Finance Minister Nirmala Sitharaman said India’s new PSE strategy had paved the way for the involvement of scaled-up and professionally run public enterprises in strategic sectors at a post-budget interaction on February 25 at IIM-Ahmedabad. “Even if it’s one, two, three, or whatever the bare minimum (PSEs) is for that particular sector, it’ll be a fine, strong public sector undertaking. As a result, it is a responsibility on our part to ensure that we create professionalised, well-managed, well-equipped PSEs that are nimble in their operations,” she continued.

Sitharaman said in the FY22 budget that a bare minimum of PSEs will be retained in four strategic sectors, with the remainder privatised, and that all PSEs in non-strategic sectors will be privatised or closed. Atomic energy, space, and defence; transportation and telecommunications; power, petroleum, coal, and other minerals; banking, insurance, and financial services are among the strategic sectors listed. The disinvestment department later announced the strategy, saying that in strategic sectors, only the bare minimum of existing public sector commercial enterprises would be kept under government control at the “holding company stage.”

Other Key Takeaways

Giving CPSEs decision-making autonomy, according to R.S. Sharma, former chairman and managing director of ONGC Ltd, is a good idea in theory, provided it is applied in spirit. “At the moment, nothing happens in the PSEs without the approval of the administrative ministries, which do not want to lose control of them. The board of directors should be in charge of the whole decision-making process. PSEs should put in place a succession plan long before the chairman retires, and possible candidates should be known well ahead of time,” he stated.

A parliamentary committee recommended that empowered PSE boards, composed of independent experts, improve the quality of decisions, overall management oversight, and governance, thus ensuring that virtually all strategic decisions are made at the board level and not passed on to the respective ministry, thus improving decision-making pace. “For example, the board must have sufficient authority to make virtually all strategic decisions, including the establishment or termination of partnerships/ joint ventures, mergers/ acquisitions, the hiring of a CEO, the development of roles below the board of directors, and so on. “As is the case for private companies, the board must also be allowed to select new directors to replace retiring board directors,” according to the report.

Although PSEs must adhere to the highest standards of governance, the panel stated that excessive scrutiny from the Central Vigilance Commission and the Comptroller and Auditor General, as well as the threat of the Central Bureau of Investigation, frequently results in stalled or overly cautious decision-making. “There must be a distinction made between deception and taking a business risk. The former should be disciplined, while the latter should be covered. Furthermore, it stated that “fraudulent and malicious complaints (with mala-fide intent) against PSE management staff should be punished.”

Where do India’s public-sector enterprises go from here?

As India committed to an Import Substitution Industrialisation (ISI) strategy in the early years of independence, planning and public sector enterprises were seen as the primary mechanisms for realising this vision.
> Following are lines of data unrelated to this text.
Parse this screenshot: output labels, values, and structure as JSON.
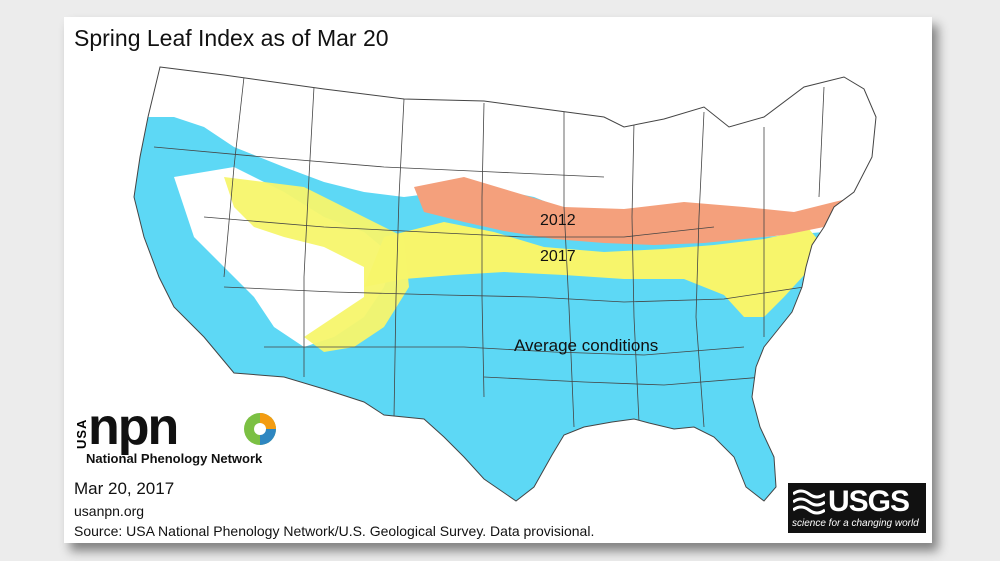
{
  "title": "Spring Leaf Index as of Mar 20",
  "legend_labels": {
    "band_2012": "2012",
    "band_2017": "2017",
    "average": "Average conditions"
  },
  "colors": {
    "average": "#5dd8f5",
    "year_2017": "#f7f56b",
    "year_2012": "#f4a07c",
    "boundary": "#444444"
  },
  "npn_logo": {
    "usa": "USA",
    "wordmark": "npn",
    "name": "National Phenology Network"
  },
  "date": "Mar 20, 2017",
  "url": "usanpn.org",
  "source": "Source: USA National Phenology Network/U.S. Geological Survey. Data provisional.",
  "usgs_logo": {
    "wordmark": "USGS",
    "tagline": "science for a changing world"
  }
}
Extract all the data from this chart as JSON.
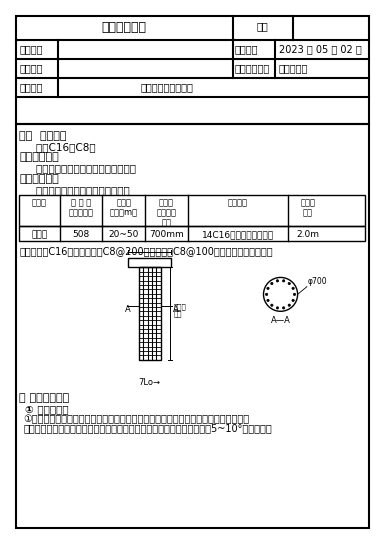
{
  "title": "技术交底记录",
  "header_rows": [
    [
      "技术交底记录",
      "编号",
      ""
    ],
    [
      "工程名称",
      "",
      "交底日期",
      "2023 年 05 月 02 日"
    ],
    [
      "施工单位",
      "",
      "分项工程名称",
      "钢筋笼施工"
    ],
    [
      "交底提要",
      "钢筋笼施工技术交底"
    ]
  ],
  "section1_title": "一、  材料准备",
  "section1_content": "    钢筋C16、C8。",
  "section2_title": "二、施工机具",
  "section2_content": "    切割机、调直机、电焊机、钢尺等。",
  "section3_title": "三、设计参数",
  "section3_intro": "    本次钢筋笼制作设计参数如下表：",
  "table_headers": [
    "桩类型",
    "钢 筋 笼\n数量（个）",
    "钢筋笼\n长度（m）",
    "钢筋笼\n直径（外\n径）",
    "配筋数量",
    "加强筋\n间距"
  ],
  "table_row": [
    "灌注桩",
    "508",
    "20~50",
    "700mm",
    "14C16（接头采用焊接）",
    "2.0m"
  ],
  "table_note": "加劲筋采用C16钢筋。箍筋为C8@200；加密区为C8@100，具体详见桩配筋图。",
  "section4_title": "四 施工技术要求",
  "section4_sub": "① 钢筋笼加工",
  "section4_content": "①进入现场的钢材需提前验复试，钢筋笼采用现场加工制作，加工尺寸严格按设计图纸\n及规范要求进行控制，钢筋笼主筋采用单面焊接。钢筋笼下部收口角度为5~10°。主筋与螺",
  "bg_color": "#ffffff",
  "border_color": "#000000",
  "text_color": "#000000"
}
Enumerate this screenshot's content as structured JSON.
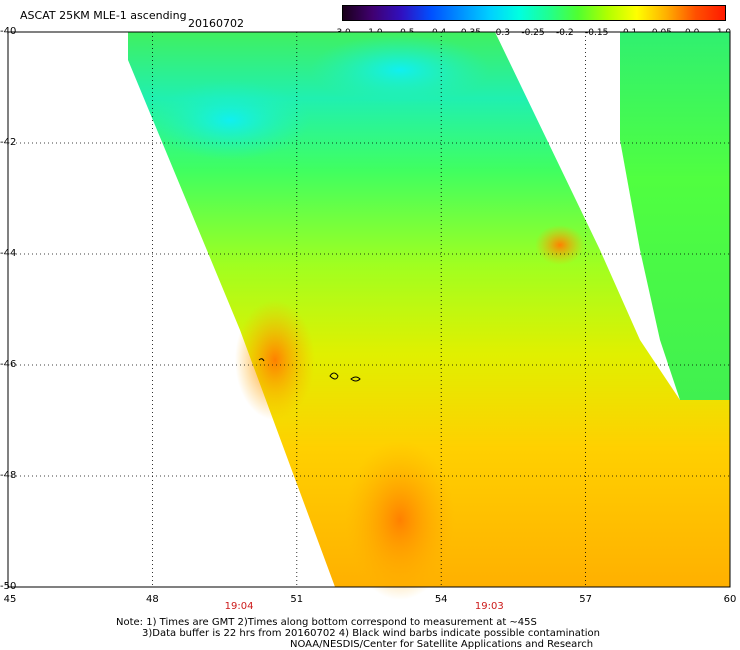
{
  "header": {
    "title": "ASCAT 25KM MLE-1 ascending",
    "date": "20160702"
  },
  "colorbar": {
    "labels": [
      "-3.0",
      "-1.0",
      "-0.5",
      "-0.4",
      "-0.35",
      "-0.3",
      "-0.25",
      "-0.2",
      "-0.15",
      "-0.1",
      "-0.05",
      "0.0",
      "1.0"
    ],
    "colors": [
      "#1a001a",
      "#400070",
      "#3010c0",
      "#0050ff",
      "#0090ff",
      "#00d0ff",
      "#00ffe0",
      "#20ff90",
      "#50ff30",
      "#b0ff00",
      "#ffff00",
      "#ffb000",
      "#ff5000",
      "#ff1a00"
    ]
  },
  "map": {
    "lat_labels": [
      "-40",
      "-42",
      "-44",
      "-46",
      "-48",
      "-50"
    ],
    "lon_labels": [
      "45",
      "48",
      "51",
      "54",
      "57",
      "60"
    ],
    "swath_times": [
      {
        "label": "19:04",
        "lon": 49.8
      },
      {
        "label": "19:03",
        "lon": 55.0
      }
    ]
  },
  "notes": {
    "line1": "Note: 1) Times are GMT 2)Times along bottom correspond to measurement at ~45S",
    "line2": "3)Data buffer is 22 hrs from 20160702 4) Black wind barbs indicate possible contamination",
    "line3": "NOAA/NESDIS/Center for Satellite Applications and Research"
  }
}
The public sector would be in control of the economy’s “commanding heights,” not only spurring India’s industrialisation but also serving a variety of wider national goals ranging from jobs to regional growth to national security.
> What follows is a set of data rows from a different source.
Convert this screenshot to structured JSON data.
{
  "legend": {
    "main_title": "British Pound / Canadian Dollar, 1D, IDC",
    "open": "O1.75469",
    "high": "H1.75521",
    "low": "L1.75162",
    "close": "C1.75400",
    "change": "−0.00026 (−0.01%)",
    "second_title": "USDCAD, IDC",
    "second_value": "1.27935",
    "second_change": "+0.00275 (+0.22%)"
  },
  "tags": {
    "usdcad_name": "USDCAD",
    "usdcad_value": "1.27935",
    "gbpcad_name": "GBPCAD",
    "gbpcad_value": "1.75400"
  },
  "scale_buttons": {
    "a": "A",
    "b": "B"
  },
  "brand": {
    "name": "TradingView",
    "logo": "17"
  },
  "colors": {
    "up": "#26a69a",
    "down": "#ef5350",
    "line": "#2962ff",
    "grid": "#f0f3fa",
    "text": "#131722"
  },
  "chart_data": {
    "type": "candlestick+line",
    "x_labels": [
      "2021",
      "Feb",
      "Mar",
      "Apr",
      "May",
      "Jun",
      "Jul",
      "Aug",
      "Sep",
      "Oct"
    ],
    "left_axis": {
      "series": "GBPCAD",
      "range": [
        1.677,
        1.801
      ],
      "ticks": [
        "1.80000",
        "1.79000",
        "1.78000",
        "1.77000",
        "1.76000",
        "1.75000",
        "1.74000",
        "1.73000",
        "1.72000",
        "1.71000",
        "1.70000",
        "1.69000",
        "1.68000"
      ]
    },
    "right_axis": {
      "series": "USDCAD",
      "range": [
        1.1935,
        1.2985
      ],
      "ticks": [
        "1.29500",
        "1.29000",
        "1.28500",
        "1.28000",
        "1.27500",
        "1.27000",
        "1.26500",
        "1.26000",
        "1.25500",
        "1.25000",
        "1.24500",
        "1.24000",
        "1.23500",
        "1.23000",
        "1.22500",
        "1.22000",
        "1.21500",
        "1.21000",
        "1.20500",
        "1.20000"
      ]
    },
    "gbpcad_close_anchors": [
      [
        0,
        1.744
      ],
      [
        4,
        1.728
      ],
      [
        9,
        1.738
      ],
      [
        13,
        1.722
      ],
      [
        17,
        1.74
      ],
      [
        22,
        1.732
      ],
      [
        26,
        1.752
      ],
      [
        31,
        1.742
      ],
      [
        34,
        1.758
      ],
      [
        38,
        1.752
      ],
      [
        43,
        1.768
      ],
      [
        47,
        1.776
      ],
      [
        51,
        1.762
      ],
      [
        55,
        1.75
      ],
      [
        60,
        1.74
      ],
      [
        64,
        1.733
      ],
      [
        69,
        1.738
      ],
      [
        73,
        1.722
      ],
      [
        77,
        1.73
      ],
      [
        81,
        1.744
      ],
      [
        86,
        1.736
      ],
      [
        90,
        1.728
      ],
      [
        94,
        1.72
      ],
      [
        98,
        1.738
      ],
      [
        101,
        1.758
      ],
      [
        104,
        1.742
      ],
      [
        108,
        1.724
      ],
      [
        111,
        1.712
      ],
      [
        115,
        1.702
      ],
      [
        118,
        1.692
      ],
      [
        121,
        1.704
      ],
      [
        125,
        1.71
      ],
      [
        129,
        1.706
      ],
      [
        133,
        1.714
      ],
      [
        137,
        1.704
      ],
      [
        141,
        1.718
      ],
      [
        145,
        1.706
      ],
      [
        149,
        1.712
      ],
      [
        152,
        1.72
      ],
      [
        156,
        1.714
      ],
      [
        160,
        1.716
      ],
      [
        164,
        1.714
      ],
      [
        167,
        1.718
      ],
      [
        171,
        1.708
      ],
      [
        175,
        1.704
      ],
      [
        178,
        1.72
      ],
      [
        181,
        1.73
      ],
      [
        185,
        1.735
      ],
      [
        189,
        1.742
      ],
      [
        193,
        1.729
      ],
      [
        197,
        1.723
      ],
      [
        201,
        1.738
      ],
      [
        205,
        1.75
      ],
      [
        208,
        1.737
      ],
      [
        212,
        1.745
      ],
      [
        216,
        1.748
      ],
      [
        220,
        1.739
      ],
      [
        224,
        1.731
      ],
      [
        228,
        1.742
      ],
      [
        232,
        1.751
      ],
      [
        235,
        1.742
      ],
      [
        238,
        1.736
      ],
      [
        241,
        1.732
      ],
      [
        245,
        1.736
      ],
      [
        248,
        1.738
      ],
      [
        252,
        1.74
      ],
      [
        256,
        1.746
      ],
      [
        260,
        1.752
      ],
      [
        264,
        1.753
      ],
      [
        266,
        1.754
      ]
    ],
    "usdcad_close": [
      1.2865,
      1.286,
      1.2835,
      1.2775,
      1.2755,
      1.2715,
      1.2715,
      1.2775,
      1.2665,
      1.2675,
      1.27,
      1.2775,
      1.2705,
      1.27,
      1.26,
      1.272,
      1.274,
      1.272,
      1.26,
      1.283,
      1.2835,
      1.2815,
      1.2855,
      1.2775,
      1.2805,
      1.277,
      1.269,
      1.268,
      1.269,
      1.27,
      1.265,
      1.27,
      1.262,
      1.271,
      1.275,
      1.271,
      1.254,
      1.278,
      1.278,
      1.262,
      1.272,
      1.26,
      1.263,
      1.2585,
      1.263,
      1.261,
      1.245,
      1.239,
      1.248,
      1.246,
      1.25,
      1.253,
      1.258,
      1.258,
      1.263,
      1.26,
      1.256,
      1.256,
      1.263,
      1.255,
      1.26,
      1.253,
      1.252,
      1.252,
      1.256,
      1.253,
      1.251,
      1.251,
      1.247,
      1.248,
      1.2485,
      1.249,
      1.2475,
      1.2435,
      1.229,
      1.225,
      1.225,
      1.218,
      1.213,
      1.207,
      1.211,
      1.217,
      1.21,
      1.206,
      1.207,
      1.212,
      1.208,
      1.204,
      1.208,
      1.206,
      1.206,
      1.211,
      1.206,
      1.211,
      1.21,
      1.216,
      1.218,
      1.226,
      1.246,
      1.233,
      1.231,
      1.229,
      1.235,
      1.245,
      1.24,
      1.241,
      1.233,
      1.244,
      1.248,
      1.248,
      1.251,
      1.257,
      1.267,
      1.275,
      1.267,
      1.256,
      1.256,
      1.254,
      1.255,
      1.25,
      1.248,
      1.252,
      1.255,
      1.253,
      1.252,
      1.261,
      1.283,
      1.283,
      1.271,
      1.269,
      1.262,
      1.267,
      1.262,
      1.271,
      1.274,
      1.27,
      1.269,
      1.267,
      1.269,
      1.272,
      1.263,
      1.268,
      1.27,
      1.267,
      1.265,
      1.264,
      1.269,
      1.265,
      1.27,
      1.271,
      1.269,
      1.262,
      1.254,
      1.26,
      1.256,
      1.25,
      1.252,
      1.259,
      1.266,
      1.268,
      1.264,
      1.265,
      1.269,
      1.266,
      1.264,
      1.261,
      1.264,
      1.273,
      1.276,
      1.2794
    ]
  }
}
The central and state governments have set up these businesses, but the former has dominated, especially in so-called strategic sectors like capital goods, minerals, metals, electricity, and telecommunications. These Central Public Sector Enterprises (CPSEs) are companies in which the federal government owns at least 51% of the paid-up shares, either entirely or jointly with one or more state governments.
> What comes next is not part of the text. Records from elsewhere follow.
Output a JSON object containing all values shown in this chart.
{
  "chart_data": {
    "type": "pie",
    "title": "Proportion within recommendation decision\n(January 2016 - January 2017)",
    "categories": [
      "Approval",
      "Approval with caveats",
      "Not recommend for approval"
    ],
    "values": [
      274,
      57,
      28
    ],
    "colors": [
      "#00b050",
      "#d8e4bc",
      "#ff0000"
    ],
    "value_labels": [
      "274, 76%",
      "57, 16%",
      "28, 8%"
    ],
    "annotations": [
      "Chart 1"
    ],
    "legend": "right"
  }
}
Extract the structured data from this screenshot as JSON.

CPSEs will continue to play a significant role in the Indian economy. Even if privatisation is politically impossible, the government can still exit by shutting CPSEs with a negative net worth.

Many CPSEs own excessive quantities of property, which they purchased at a time when the government could buy huge tracts of land for a pittance. Given today’s high land acquisition costs, repurposing some of this land for wider public uses as part of more inclusive “smart cities,” such as public hospitals or parks, or housing for public employees, would be one way to ensure that the CPSEs represent the greater public interest that was originally intended.